Seth kept trying to connect and make eye contact with his wife, but he couldn't reach her. He saw her trying to connect with the him that hadn't started trying to convince her about the existence of bird people, but it was too late for that. Seth couldn't go back. He couldn't make this sound less crazy and he couldn't get the look on Alex's face out of his head.
Their hearts were both beating a little too fast, but for different reasons. Alex was scared that she accidentally entered a marriage of convenience with someone mentally unstable. Seth was scared that these looks on her face were the last ones he'd see.
The more Seth looked at her, the more his throat wanted to knot, but Seth had a momentum and while he had it, even though he suspected he was headed toward a cliff, Seth had to keep riding that momentum all the way to the end of the track. He was so intent and focused on pressing forward that Seth almost missed when Alex's expression started to shift in a direction that he hadn't anticipated or braced himself for.
Almost, except Seth was looking right at her when he tried to reassure her that it was going to be okay.

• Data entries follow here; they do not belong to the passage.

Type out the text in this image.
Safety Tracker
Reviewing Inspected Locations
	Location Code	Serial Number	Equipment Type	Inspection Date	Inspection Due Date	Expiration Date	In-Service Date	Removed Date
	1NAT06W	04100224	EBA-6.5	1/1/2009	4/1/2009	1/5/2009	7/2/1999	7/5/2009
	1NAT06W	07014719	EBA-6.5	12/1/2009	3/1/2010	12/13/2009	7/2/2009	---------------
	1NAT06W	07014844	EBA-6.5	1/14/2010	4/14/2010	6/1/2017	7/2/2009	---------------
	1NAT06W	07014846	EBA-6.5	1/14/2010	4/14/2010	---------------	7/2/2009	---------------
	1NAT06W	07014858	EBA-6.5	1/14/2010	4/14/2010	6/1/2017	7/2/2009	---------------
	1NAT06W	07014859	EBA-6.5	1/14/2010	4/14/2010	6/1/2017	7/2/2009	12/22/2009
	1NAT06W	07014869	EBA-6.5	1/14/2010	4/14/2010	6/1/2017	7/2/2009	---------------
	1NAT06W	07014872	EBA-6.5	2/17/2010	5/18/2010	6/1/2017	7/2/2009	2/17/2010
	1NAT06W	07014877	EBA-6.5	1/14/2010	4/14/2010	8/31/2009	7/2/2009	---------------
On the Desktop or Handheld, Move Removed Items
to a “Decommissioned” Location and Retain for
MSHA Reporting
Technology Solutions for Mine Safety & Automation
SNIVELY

Alex wasn't the sort of person who got sad very often. She was happy, or she was angry, or she was this laidback sort of relaxed that Seth didn't understand, but Alex wasn't ever sad. Even when a sad thing happened, Alex found ways to drown it out before it reached a surface. She'd go out, or focus on something else, or listen to music that she was playing just a little too loud. Maybe if Seth had known this was going to happen, he could have accommodated it in some way, but over the week when Seth had spent time anticipating Alex's different potential reactions, this hadn't been one of them.
Seth had never made his wife cry before. He'd never thought he could.
Panic that Seth had never experienced gripped him. He reached for her hand, but the disconnect between the two of them was so strong that even though Alex's hand was nearby, Seth didn't feel like he could actually hold it. He leaned in to try to get her to look at him.
“Allie...” The word was weighted and tinged with a concern that Seth didn't know how to express. He'd just said so much, but in that moment, that was all Seth could say.